Berita di bawah jari Dania adalah tentang ratusan anak mati kelaparan di pulau Merak, sebuah pulau yang juga salah satu provinsi di negeri Dania tinggal, negeri Darah Tulang. Konon sejak puluhan tahun lalu, tak lama setelah kemerdekaan negeri Darah Tulang, pulau Merak 'dipaksa' bergabung ke dalam teritorinya, dengan agresi, pembantaian dan perkosaan tentunya. Rakyat pulau memberontak, menolak agresi negeri Darah Tulang. Sejak saat itu hingga sekarang, negeri Darah Tulang telah membunuh lebih dari tiga ratus ribu rakyat sipil pulau Merak, laki-laki, perempuan, tua-muda, kanak-kanak, bayi. Pembunuhan yang masih saja berlangsung, karena kini mereka juga telah dibuat mati kelaparan.Â
Pembantaian manusia oleh manusia lain, di negeri yang sama yang berpidato mengecam pembantaian di negeri lain, yang sekitar sembilan ribu kilometer jauhnya, ternyata telah dan sedang melakukannya di negeri sendiri. Lagi-lagi demi teritori, demi penjualan senjata, demi kekayaan pihak yang menang, pemenang sejarah, pemenang dosa, pemenang doa, pemenang Tuhan mereka sekaligus pemenang setan bagi kaum yang lain, kaum yang ditindas. Lantas lucunya di mana? Lucunya adalah ketika "maling teriak maling", bukan lagi sekadar peribahasa, tapi peristiwa internasional.

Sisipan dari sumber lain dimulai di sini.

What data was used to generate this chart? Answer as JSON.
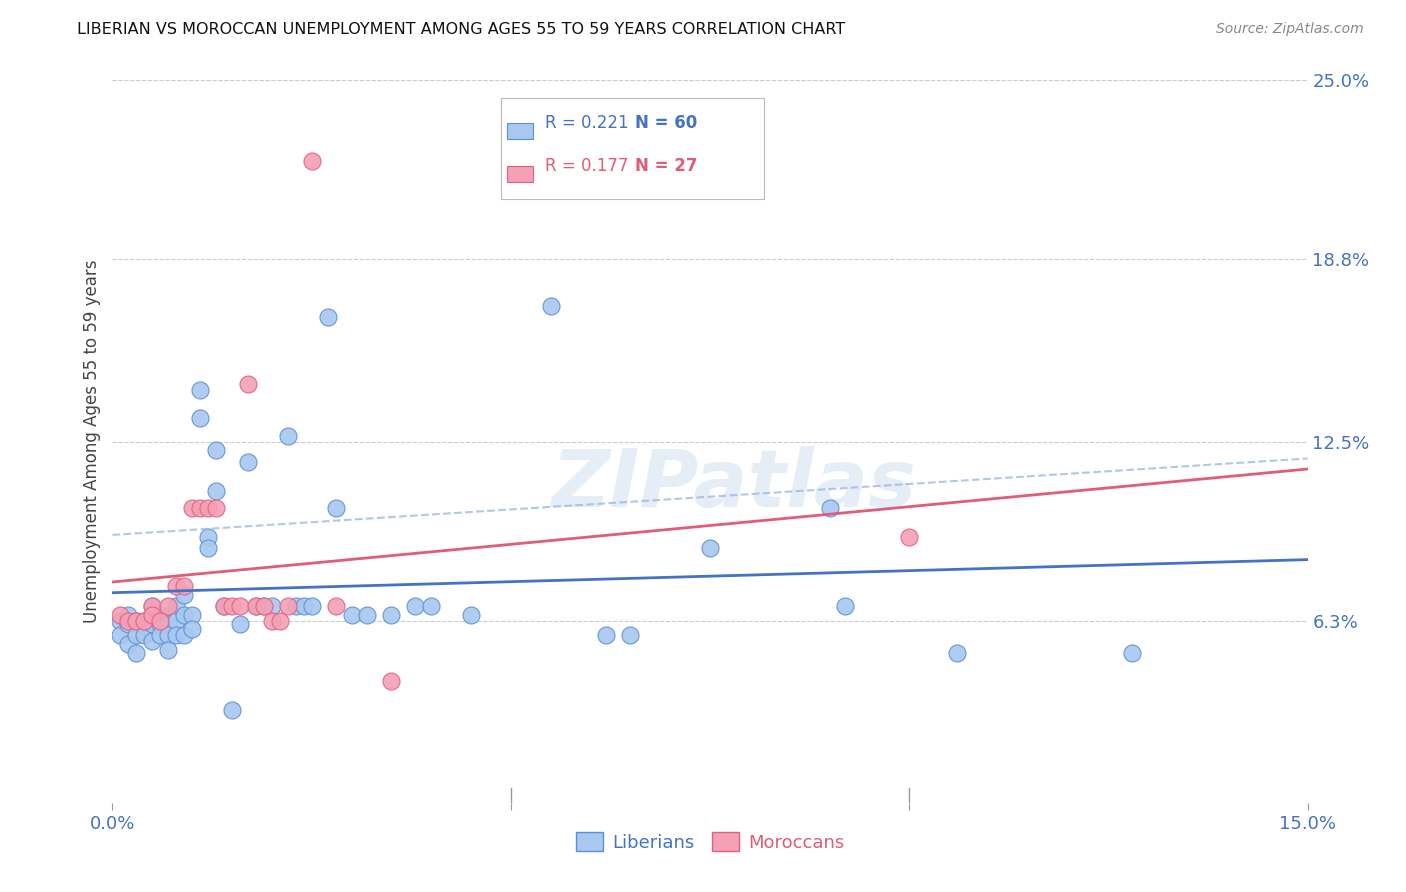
{
  "title": "LIBERIAN VS MOROCCAN UNEMPLOYMENT AMONG AGES 55 TO 59 YEARS CORRELATION CHART",
  "source": "Source: ZipAtlas.com",
  "ylabel": "Unemployment Among Ages 55 to 59 years",
  "xlim": [
    0.0,
    0.15
  ],
  "ylim": [
    0.0,
    0.25
  ],
  "ytick_right_labels": [
    "25.0%",
    "18.8%",
    "12.5%",
    "6.3%"
  ],
  "ytick_right_values": [
    0.25,
    0.188,
    0.125,
    0.063
  ],
  "liberian_R": "0.221",
  "liberian_N": "60",
  "moroccan_R": "0.177",
  "moroccan_N": "27",
  "liberian_color": "#A8C8F0",
  "moroccan_color": "#F4A0B5",
  "liberian_edge_color": "#5B8FD4",
  "moroccan_edge_color": "#E06080",
  "liberian_line_color": "#4472C4",
  "moroccan_line_color": "#E05C78",
  "watermark_text": "ZIPatlas",
  "liberian_x": [
    0.001,
    0.001,
    0.002,
    0.002,
    0.002,
    0.003,
    0.003,
    0.003,
    0.004,
    0.004,
    0.005,
    0.005,
    0.005,
    0.006,
    0.006,
    0.006,
    0.007,
    0.007,
    0.007,
    0.008,
    0.008,
    0.008,
    0.009,
    0.009,
    0.009,
    0.01,
    0.01,
    0.011,
    0.011,
    0.012,
    0.012,
    0.013,
    0.013,
    0.014,
    0.015,
    0.016,
    0.017,
    0.018,
    0.019,
    0.02,
    0.022,
    0.023,
    0.024,
    0.025,
    0.027,
    0.028,
    0.03,
    0.032,
    0.035,
    0.038,
    0.04,
    0.045,
    0.055,
    0.062,
    0.065,
    0.075,
    0.09,
    0.092,
    0.106,
    0.128
  ],
  "liberian_y": [
    0.063,
    0.058,
    0.065,
    0.062,
    0.055,
    0.063,
    0.058,
    0.052,
    0.063,
    0.058,
    0.068,
    0.062,
    0.056,
    0.065,
    0.062,
    0.058,
    0.062,
    0.058,
    0.053,
    0.068,
    0.063,
    0.058,
    0.072,
    0.065,
    0.058,
    0.065,
    0.06,
    0.143,
    0.133,
    0.092,
    0.088,
    0.108,
    0.122,
    0.068,
    0.032,
    0.062,
    0.118,
    0.068,
    0.068,
    0.068,
    0.127,
    0.068,
    0.068,
    0.068,
    0.168,
    0.102,
    0.065,
    0.065,
    0.065,
    0.068,
    0.068,
    0.065,
    0.172,
    0.058,
    0.058,
    0.088,
    0.102,
    0.068,
    0.052,
    0.052
  ],
  "moroccan_x": [
    0.001,
    0.002,
    0.003,
    0.004,
    0.005,
    0.005,
    0.006,
    0.007,
    0.008,
    0.009,
    0.01,
    0.011,
    0.012,
    0.013,
    0.014,
    0.015,
    0.016,
    0.017,
    0.018,
    0.019,
    0.02,
    0.021,
    0.022,
    0.025,
    0.028,
    0.035,
    0.1
  ],
  "moroccan_y": [
    0.065,
    0.063,
    0.063,
    0.063,
    0.068,
    0.065,
    0.063,
    0.068,
    0.075,
    0.075,
    0.102,
    0.102,
    0.102,
    0.102,
    0.068,
    0.068,
    0.068,
    0.145,
    0.068,
    0.068,
    0.063,
    0.063,
    0.068,
    0.222,
    0.068,
    0.042,
    0.092
  ]
}
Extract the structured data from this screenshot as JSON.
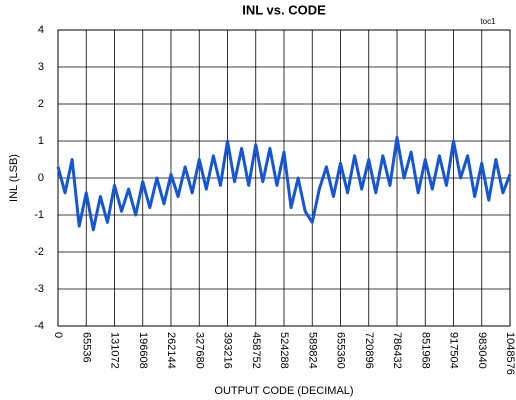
{
  "chart_data": {
    "type": "line",
    "title": "INL vs. CODE",
    "annotation": "toc1",
    "x_label": "OUTPUT CODE (DECIMAL)",
    "y_label": "INL (LSB)",
    "x": [
      0,
      16384,
      32768,
      49152,
      65536,
      81920,
      98304,
      114688,
      131072,
      147456,
      163840,
      180224,
      196608,
      212992,
      229376,
      245760,
      262144,
      278528,
      294912,
      311296,
      327680,
      344064,
      360448,
      376832,
      393216,
      409600,
      425984,
      442368,
      458752,
      475136,
      491520,
      507904,
      524288,
      540672,
      557056,
      573440,
      589824,
      606208,
      622592,
      638976,
      655360,
      671744,
      688128,
      704512,
      720896,
      737280,
      753664,
      770048,
      786432,
      802816,
      819200,
      835584,
      851968,
      868352,
      884736,
      901120,
      917504,
      933888,
      950272,
      966656,
      983040,
      999424,
      1015808,
      1032192,
      1048576
    ],
    "series": [
      {
        "name": "INL",
        "color": "#1456d6",
        "values": [
          0.3,
          -0.4,
          0.5,
          -1.3,
          -0.4,
          -1.4,
          -0.5,
          -1.2,
          -0.2,
          -0.9,
          -0.3,
          -1.0,
          -0.1,
          -0.8,
          0.0,
          -0.7,
          0.1,
          -0.5,
          0.3,
          -0.4,
          0.5,
          -0.3,
          0.6,
          -0.2,
          1.0,
          -0.1,
          0.8,
          -0.2,
          0.9,
          -0.1,
          0.8,
          -0.2,
          0.7,
          -0.8,
          0.0,
          -0.9,
          -1.2,
          -0.3,
          0.3,
          -0.5,
          0.4,
          -0.4,
          0.6,
          -0.3,
          0.5,
          -0.4,
          0.6,
          -0.2,
          1.1,
          0.0,
          0.7,
          -0.4,
          0.5,
          -0.3,
          0.6,
          -0.2,
          1.0,
          0.0,
          0.6,
          -0.5,
          0.4,
          -0.6,
          0.5,
          -0.4,
          0.1
        ]
      }
    ],
    "xlim": [
      0,
      1048576
    ],
    "xticks": [
      0,
      65536,
      131072,
      196608,
      262144,
      327680,
      393216,
      458752,
      524288,
      589824,
      655360,
      720896,
      786432,
      851968,
      917504,
      983040,
      1048576
    ],
    "ylim": [
      -4,
      4
    ],
    "yticks": [
      -4,
      -3,
      -2,
      -1,
      0,
      1,
      2,
      3,
      4
    ],
    "grid": true
  }
}
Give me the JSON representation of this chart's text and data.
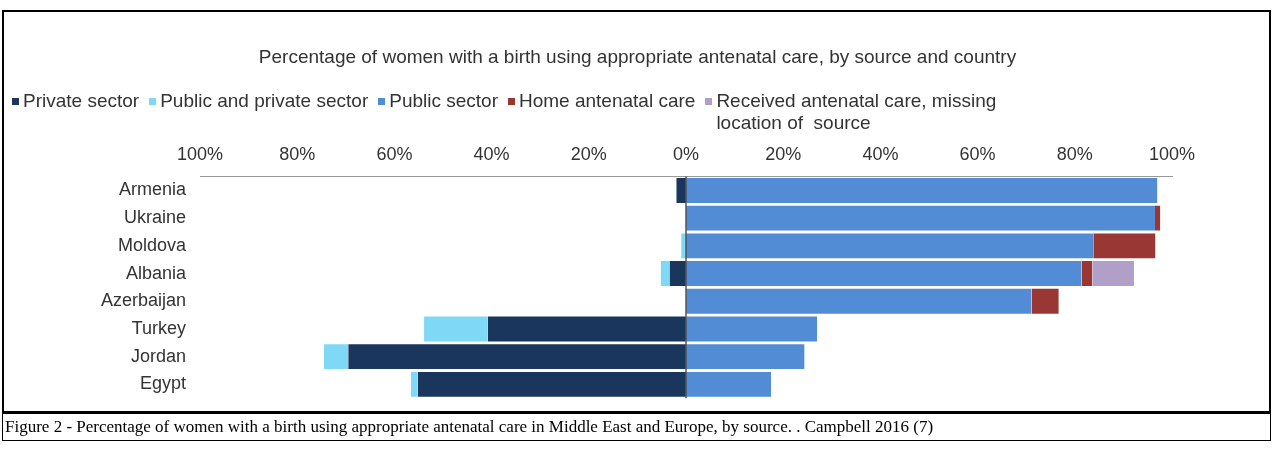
{
  "chart_data": {
    "type": "bar",
    "orientation": "horizontal",
    "stacked": true,
    "title": "Percentage of women with a birth using appropriate antenatal care, by source and country",
    "categories": [
      "Armenia",
      "Ukraine",
      "Moldova",
      "Albania",
      "Azerbaijan",
      "Turkey",
      "Jordan",
      "Egypt"
    ],
    "series": [
      {
        "name": "Private sector",
        "color": "#1a365d",
        "values": [
          -2,
          0,
          0,
          -3.4,
          0,
          -40.8,
          -69.5,
          -55.2
        ]
      },
      {
        "name": "Public and private sector",
        "color": "#7fd8f5",
        "values": [
          0,
          0,
          -1,
          -1.8,
          0,
          -13.1,
          -5,
          -1.4
        ]
      },
      {
        "name": "Public sector",
        "color": "#528cd4",
        "values": [
          97,
          96.5,
          83.8,
          81.4,
          71.1,
          27,
          24.4,
          17.5
        ]
      },
      {
        "name": "Home antenatal care",
        "color": "#983734",
        "values": [
          0,
          1.1,
          12.8,
          2.2,
          5.6,
          0,
          0,
          0
        ]
      },
      {
        "name": "Received antenatal care, missing location of  source",
        "color": "#b09fc6",
        "values": [
          0,
          0,
          0,
          8.6,
          0,
          0,
          0,
          0
        ]
      }
    ],
    "xlim": [
      -100,
      100
    ],
    "xticks": [
      {
        "value": -100,
        "label": "100%"
      },
      {
        "value": -80,
        "label": "80%"
      },
      {
        "value": -60,
        "label": "60%"
      },
      {
        "value": -40,
        "label": "40%"
      },
      {
        "value": -20,
        "label": "20%"
      },
      {
        "value": 0,
        "label": "0%"
      },
      {
        "value": 20,
        "label": "20%"
      },
      {
        "value": 40,
        "label": "40%"
      },
      {
        "value": 60,
        "label": "60%"
      },
      {
        "value": 80,
        "label": "80%"
      },
      {
        "value": 100,
        "label": "100%"
      }
    ],
    "legend": "top",
    "grid": false,
    "ref_lines": [
      {
        "axis": "x",
        "value": 0,
        "color": "#555555"
      }
    ],
    "annotations": [
      "Figure 2 - Percentage of women with a birth using appropriate antenatal care in Middle East and Europe, by source. . Campbell 2016 (7)"
    ]
  }
}
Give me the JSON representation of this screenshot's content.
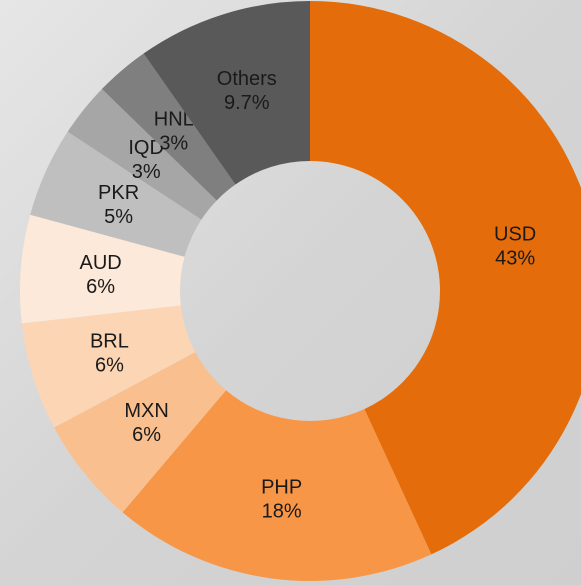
{
  "chart_data": {
    "type": "donut",
    "categories": [
      "USD",
      "PHP",
      "MXN",
      "BRL",
      "AUD",
      "PKR",
      "IQD",
      "HNL",
      "Others"
    ],
    "values": [
      43,
      18,
      6,
      6,
      6,
      5,
      3,
      3,
      9.7
    ],
    "value_labels": [
      "43%",
      "18%",
      "6%",
      "6%",
      "6%",
      "5%",
      "3%",
      "3%",
      "9.7%"
    ],
    "colors": [
      "#e46c0a",
      "#f79646",
      "#fabf8f",
      "#fcd5b4",
      "#fde9d9",
      "#bfbfbf",
      "#a6a6a6",
      "#7f7f7f",
      "#595959"
    ]
  }
}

Dania bergidik sendiri dalam keheningan hari favoritnya itu. Dia berandai-andai menjadi menteri luar negeri. Dan ia berkhayal paling tidak ia akan hening saja dalam perhelatan sekelas planet itu, karena walau pun ia mengurusi urusan luar negeri, ia tidak mungkin lupa yang terjadi di dalam negeri. Dan keheningan dalam forum akan tetap menjadi putusannya, walau ia tentu saja mengecam segala bentuk penindasan. Karena apabila dia berpidato lantang mengecam kekejaman negeri lain di forum tingkat planet, apa yang dia jawab bila seseorang bertanya, "Bagaimana dengan pulau Merak?"
Entahlah, untung Dania bukan seorang menteri, dia hanya seorang minoritas dari minoritas, seorang perempuan hampir paruh baya yang tak bertuhan di negeri yang merasa paling bertuhan.
Jarinya menggeser-geser bosan, hatinya masih sesak dengan berita-berita dalam dan luar negerinya yang terbaca di layar perangkat. Beberapa video rakyat negerinya yang berjoget-joget lucu tak menghibur hatinya. Video-video tentang makanan-makanan sedap di warung-warung sekitarnya malah mengiris hatinya. Di hari-hari biasa ia sungguh menggemari berjam-jam melihat video-video ulasan makanan di layar HP-nya. Tapi di satu hari favoritnya dalam setahun itu, ia sudah hilang mood.
Senja sebentar lagi datang, kelam akan melingkupi pulau, segenapnya akan hitam. Dan jika tidak mendung, keadaan akan seperti berbalik, seluruh kota akan seperti berada di langit, kerlip bintang-bintang seumpama lampu dan daratan pulau yang hitam sebagai langitnya. Namun sayang, hari ini hujan turun, tak bakal terlihat nyala konstelasi seperti hari Nyepi tahun lalu. Awan mendung akan membuat semuanya gelap, tak langit, tak bumi. Semua akan hitam. Sudah pasti setan-setan akan terkecoh. Di langit pulau mereka kegelapan, apalagi di buminya. Namun sayang, Dania tidak percaya setan-setan apalagi Tuhan.
Namun sayang, manusia pulau yang percaya setan-setan, sekitar empat juta jumlahnya, masih tersambung ke internet. Dalam kebosanan di keheningan hari Nyepi, dalam gelap, mereka mengangkat layar HP ke depan muka masing-masing, melihat ke luar sana pada perangkat yang menjadi sumber cahaya di dalam gelap kamar dalam rumah masing-masing di seluruh pulau.